AI-generated illustration
AI-generated illustration

Restaurants have adapted in ways that reach customers directly. Local trackers have documented more than 150 Chicago restaurants adding automatic service charges since the ordinance began moving through City Council. The Gale Street Inn in Jefferson Park, a neighborhood institution that operated for 62 years, closed in late June 2024, days before the policy's first stage took effect, becoming a rallying symbol for critics of the ordinance.

In May, Ald. Bennett Lawson (44th) introduced an ordinance to halt the tipped minimum wage law. The proposal remains in committee. "We can no longer deny what the data is telling us," Lawson said. "This policy is hurting hard-working restaurant employees and further harming our neighborhood establishments."

Supporters of the ordinance dispute that framing sharply. Ald. Jessie Fuentes (26th), who sponsored the original legislation to eliminate the tip credit, pointed to 856 new retail food licenses issued in Chicago since July 2024 and noted that license cancellations in 2024 fell 50% compared to 2023, figures reported by One Fair Wage. "Workers deserve livable salaries, not wages that keep you in survival mode," Fuentes said. "The rhetoric that the law is killing the industry is not holding up."

Data visualization chart

Mayor Brandon Johnson's office has claimed that 10,000 jobs were created across the city since the ordinance took effect in July 2024, a figure that conflicts directly with the Illinois Restaurant Association's sector-specific tally and has not been independently verified against a named dataset.
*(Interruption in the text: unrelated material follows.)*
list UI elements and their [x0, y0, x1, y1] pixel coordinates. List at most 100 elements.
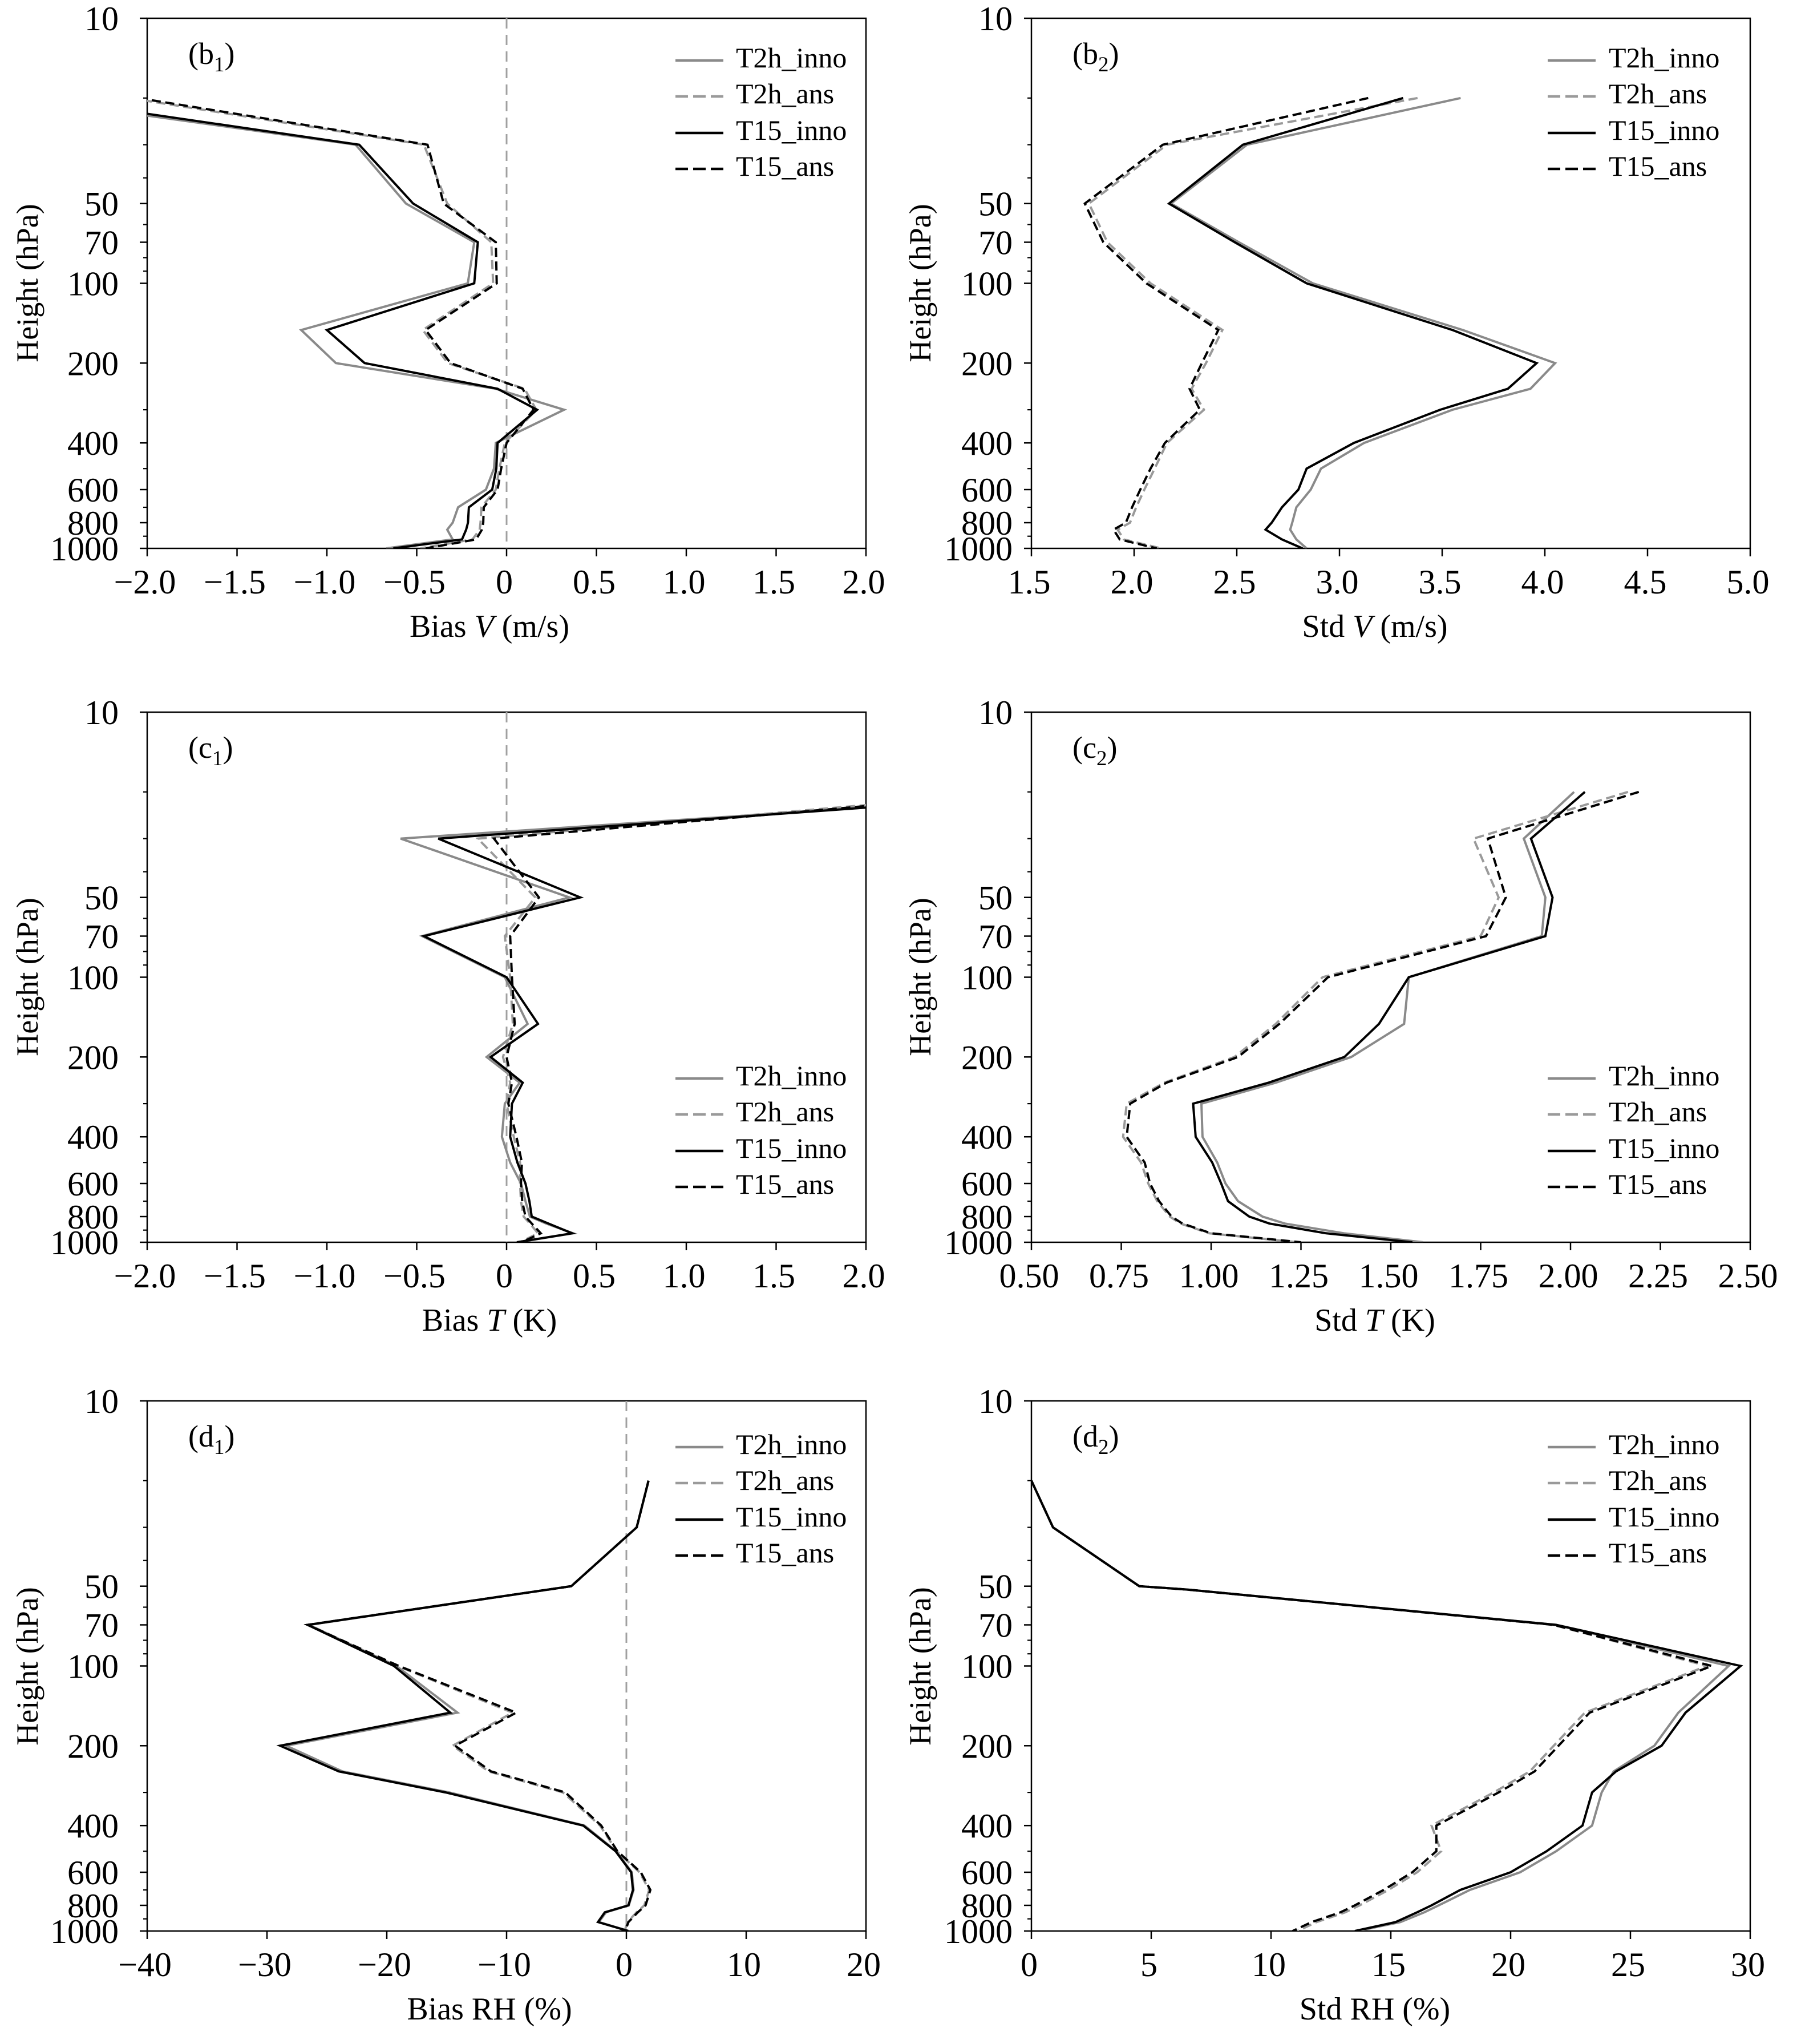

One Fair Wage organizer James Rodriguez, who spent two years working as a host at a Lincoln Park Italian restaurant, argued that the existing system carried its own hidden costs for workers. Employers were required to top up tipped workers' wages when tips fell short of the minimum, but Rodriguez said compliance was inconsistent. "A lot of workers don't know they're supposed to be making that," he said. "There are so many cases of abuse of the law. The city doesn't have the manpower to go after those restaurants."

The debate is not limited to Chicago. Illinois lawmakers previously moved to extend tip credit elimination statewide through HB 5435, which was abandoned last year. Similar proposals have since resurfaced, with Chicago's first-year data now serving as the primary evidence for both sides of that argument.